SMS-WSJ: A database for in-depth analysis of multi-channel source separation algorithms

Example ID

This repository includes the scripts required to create the SMS-WSJ database, a spatial clustering baseline for separation, and a baseline ASR system using Kaldi (http://github.com/kaldi-asr/kaldi).

Why does this database exist?

In multi-speaker ASR the WSJ0-2MIX database and the spatialized version thereof are widely used. Observing that research in multi-speaker ASR is often hard to compare because some researchers pretrain on WSJ, while others train only on WSJ0-2MIX or create other sub-lists of WSJ we decided to use a fixed file list which is suitable for training an ASR system without additional audio data. Punctuation pronunciation utterances are filtered to further facilitate end-to-end ASR experiments.

Further, we argue that the tooling around WSJ0-2MIX database and the spatialized version thereof is very limited.
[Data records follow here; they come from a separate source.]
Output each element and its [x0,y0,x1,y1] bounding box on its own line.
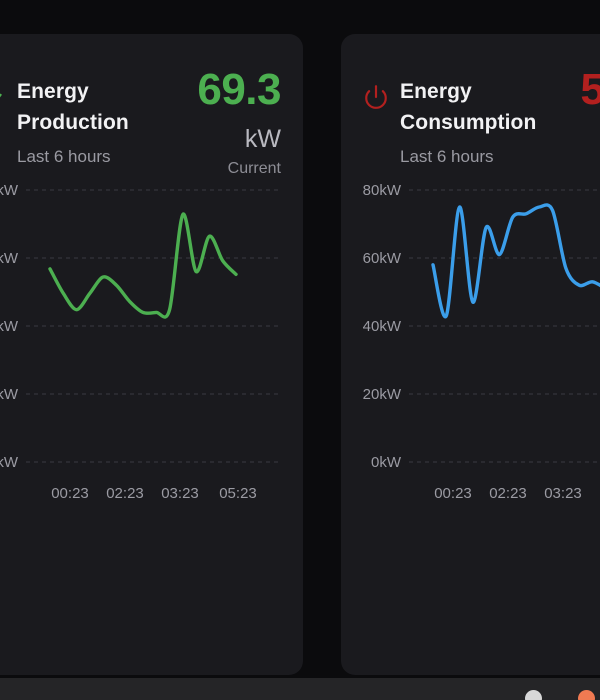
metric-title-line2: Consumption [400,111,537,135]
card-header-right: 53.0 kW Current [580,60,600,177]
title-block: Energy Consumption Last 6 hours [400,76,536,168]
x-axis-tick-label: 00:23 [51,485,89,502]
y-axis-tick-label: 20kW [363,386,402,403]
metric-subtitle: Last 6 hours [400,147,494,167]
y-axis-tick-label: 40kW [363,318,402,335]
metric-cards-row: Energy Production Last 6 hours 69.3 kW Cu… [0,34,600,675]
metric-unit: kW [244,124,281,153]
card-header-left: Energy Consumption Last 6 hours [363,60,536,168]
y-axis-tick-label: 25kW [0,386,19,403]
metric-value: 53.0 [580,65,600,114]
metric-title-line1: Energy [400,80,472,103]
y-axis-tick-label: 60kW [363,250,402,267]
metric-value: 69.3 [197,65,281,114]
x-axis-tick-label: 05:23 [219,485,257,502]
card-energy-consumption[interactable]: Energy Consumption Last 6 hours 53.0 kW C… [341,34,600,675]
taskbar[interactable] [0,678,600,700]
power-icon [363,84,389,110]
metric-title-line2: Production [17,111,129,135]
metric-title: Energy Production [17,76,129,138]
y-axis-tick-label: 0kW [0,454,19,471]
card-energy-production[interactable]: Energy Production Last 6 hours 69.3 kW Cu… [0,34,303,675]
metric-title-line1: Energy [17,80,89,103]
series-line-production [48,212,238,319]
xtick-labels-production: 00:23 02:23 03:23 05:23 [51,485,257,502]
x-axis-tick-label: 03:23 [544,485,582,502]
x-axis-tick-label: 02:23 [106,485,144,502]
card-header: Energy Production Last 6 hours 69.3 kW Cu… [0,60,281,176]
app-icon-orange[interactable] [578,690,595,700]
card-header-right: 69.3 kW Current [197,60,281,177]
gridlines-consumption [409,189,600,463]
ytick-labels-consumption: 0kW 20kW 40kW 60kW 80kW [363,182,402,471]
gridlines-production [26,189,281,463]
y-axis-tick-label: 80kW [363,182,402,199]
card-header-left: Energy Production Last 6 hours [0,60,129,168]
title-block: Energy Production Last 6 hours [17,76,129,168]
app-icon-light[interactable] [525,690,542,700]
metric-state-label: Current [227,159,281,177]
y-axis-tick-label: 100kW [0,182,19,199]
x-axis-tick-label: 02:23 [489,485,527,502]
x-axis-tick-label: 00:23 [434,485,472,502]
y-axis-tick-label: 75kW [0,250,19,267]
series-line-consumption [431,203,600,319]
metric-subtitle: Last 6 hours [17,147,111,167]
lightning-bolt-icon [0,84,6,110]
x-axis-tick-label: 03:23 [161,485,199,502]
y-axis-tick-label: 0kW [371,454,402,471]
metric-title: Energy Consumption [400,76,536,138]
Therefore, we provide a spatial clustering baseline and a Kaldi ASR baseline. Researchers can now easily improve parts of the pipeline while ensuring that they can fairly compare with baseline results reported in the associated Arxiv paper.

How can I cite this work? Where are baseline results?
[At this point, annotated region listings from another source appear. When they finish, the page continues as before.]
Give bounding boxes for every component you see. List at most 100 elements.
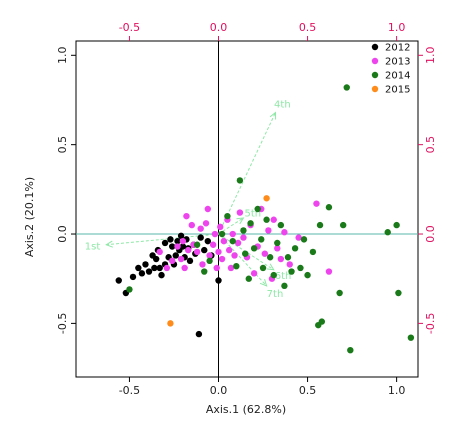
point-2013 [218,255,226,263]
point-2014 [393,221,400,229]
vector-arrowhead [266,263,275,271]
legend-marker-2015 [371,85,379,93]
right-tick-label: -0.5 [424,313,437,334]
point-2012 [129,273,137,281]
point-2014 [343,84,350,91]
point-2013 [163,264,171,272]
top-tick-label: 0.5 [299,21,317,34]
points-layer [115,84,415,354]
legend: 2012 2013 2014 2015 [371,43,410,96]
x-axis-title: Axis.1 (62.8%) [206,403,286,416]
point-2013 [227,264,235,272]
right-tick-label: 0.0 [424,225,437,243]
point-2012 [158,271,165,279]
point-2013 [177,255,185,263]
point-2014 [233,262,240,270]
point-2014 [270,271,277,279]
legend-marker-2014 [371,71,379,79]
point-2014 [281,282,288,290]
point-2013 [234,239,242,247]
point-2013 [313,200,320,207]
point-2012 [167,236,174,243]
point-2014 [259,264,267,272]
point-2014 [297,264,304,272]
top-tick-label: -0.5 [119,21,140,34]
point-2012 [177,232,185,240]
point-2013 [286,261,293,268]
x-tick-label: 0.5 [299,384,317,397]
point-2014 [242,250,249,257]
point-2014 [347,346,354,354]
point-2012 [197,234,204,241]
point-2013 [204,205,212,213]
point-2013 [209,241,217,248]
point-2012 [135,264,142,272]
legend-label-2012: 2012 [385,43,410,54]
vector-arrowhead [105,240,114,248]
y-tick-label: 1.0 [56,47,69,64]
y-tick-label: 0.0 [56,225,69,243]
y-tick-label: 0.5 [56,136,69,154]
vector-layer: 1st 4th 5th 6th 7th [85,99,292,300]
reference-lines [76,41,418,377]
point-2014 [254,205,261,213]
point-2014 [339,221,347,229]
point-2015 [263,195,270,202]
point-2012 [138,270,146,277]
point-2014 [336,289,343,297]
point-2014 [263,216,270,223]
point-2012 [204,237,212,245]
point-2012 [174,237,181,245]
vector-arrowhead [269,111,277,120]
x-tick-label: -0.5 [119,384,140,397]
point-2012 [186,257,194,265]
vector-1st [106,233,219,246]
point-2013 [295,234,302,241]
point-2013 [236,209,244,216]
top-tick-label: 0.0 [210,21,228,34]
point-2014 [250,245,258,252]
point-2013 [193,248,201,256]
point-2013 [188,221,195,229]
point-2013 [231,252,238,259]
point-2012 [179,243,187,250]
point-2013 [213,264,220,272]
point-2013 [265,227,272,234]
vector-arrowhead [259,279,268,287]
point-2012 [168,243,176,250]
point-2012 [215,277,222,284]
x-tick-label: 0.0 [210,384,228,397]
point-2013 [250,270,258,277]
point-2012 [151,264,158,272]
point-2014 [240,227,247,234]
point-2013 [206,252,213,259]
point-2014 [258,236,265,243]
vector-label: 1st [85,242,101,253]
point-2015 [167,320,174,327]
point-2014 [236,177,244,184]
point-2014 [266,254,274,261]
point-2014 [201,268,208,275]
legend-marker-2012 [371,43,379,51]
point-2014 [247,220,254,227]
point-2012 [115,277,122,284]
point-2013 [270,216,277,223]
point-2014 [304,271,311,279]
point-2014 [224,212,231,220]
point-2013 [199,261,206,268]
point-2014 [284,254,292,261]
point-2013 [281,229,288,236]
point-2012 [161,239,169,247]
point-2014 [126,286,133,293]
point-2014 [316,221,324,229]
legend-label-2013: 2013 [385,57,410,68]
point-2012 [156,264,163,272]
point-2013 [202,220,210,227]
point-2014 [407,334,415,341]
point-2012 [201,246,208,254]
point-2013 [156,248,163,256]
point-2013 [217,223,224,231]
point-2012 [152,255,160,263]
vector-label: 4th [274,99,291,110]
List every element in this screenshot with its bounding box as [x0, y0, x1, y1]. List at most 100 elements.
The associated paper can be found here: https://arxiv.org/abs/1910.13934 If you are using this code please cite the paper as follows:

@Article{SmsWsj19,
  author    = {Drude, Lukas and Heitkaemper, Jens and Boeddeker, Christoph and Haeb-Umbach, Reinhold},
  title     = {{SMS-WSJ}: Database, performance measures, and baseline recipe for multi-channel source separation and recognition},
  journal   = {arXiv preprint arXiv:1910.13934},
  year      = {2019},
}

Installation

Does not work with Windows.

Clone this repository and install the package:

$ git clone https://github.com/fgnt/sms_wsj.git
$ cd sms_wsj
$ pip install --user -e ./

Set your KALDI_ROOT environment variable:

$ export KALDI_ROOT=/path/to/kaldi

We assume that the Kaldi WSJ baseline has been created with the run.sh script. This is important to be able to use the Kaldi language model. To build the ASR baseline the structures created during the first stage of the run.sh script are required. The ASR baseline uses the language models created during the same stage. Afterwards you can create the database:

$ make WSJ_DIR=/path/to/wsj SMS_WSJ_DIR=/path/to/write/db/to

If desired the number of parallel jobs may be specified using the additonal input num_jobs. Per default 16 parallel jobs are used.

The RIRs are downloaded by default, to generate them yourself see here.

Use the following command to train the baseline ASR model:

$ python -m sms_wsj.train_baseline_asr with egs_path=$KALDI_ROOT/egs/ json_path=/path/to/sms_wsj.json

The script has been tested with the KALDI Git hash "7637de77e0a77bf280bef9bf484e4f37c4eb9475"

FAQ

Q: How large is the disc capacity required for the database?

A: The total disc usage is 442.1 GiB.

directory	disc usage
tail	120.1 GiB
early	120.1 GiB
observation	60.0 GiB
noise	60.0 GiB
rirs	52.6 GiB
wsj_8k_zeromean	29.2 GiB
sms_wsj.json	139,7 MiB
wsj_8k.json	31,6 MiB

Q: How many hours takes the database creation?

A: Using 32 cores the database creation without recalculating the RIRs takes around 4 hours.

Q: What does the example ID `0_4k6c0303_4k4c0319` mean?

A: The example ID is a unique identifier for an example (sometime also known as utterance ID). The example ID is a composition of the sperakers, the utterances and an scenario counter:

Q: What to do if Kaldi uses Python 3 instead of Python 2?

The Python code in this repository requires Python 3.6. However, Kaldi runs on Python 2.7. To solve this mismatch Kaldi has to be forced to switch the Python version using the path.sh. Therefore, add the follwing line to the ${KALDI_ROOT}/tools/envh.sh file:

export PATH=path/to/your/python2/bin/:${PATH}

Q: I want to generate the RIRs myself. How can I do that?

To generate the RIRs you can run the following command:

$ mpiexec -np $(nproc --all) python -m sms_wsj.database.create_rirs with database_path=cache/rirs

The expected runtime will be around 1900/(ncpus - 1) hours. When you have access to an HPC system, you can replace mpiexec -np $(nproc --all) with an HPC command. It is enough, when each job has access to 2GB RAM.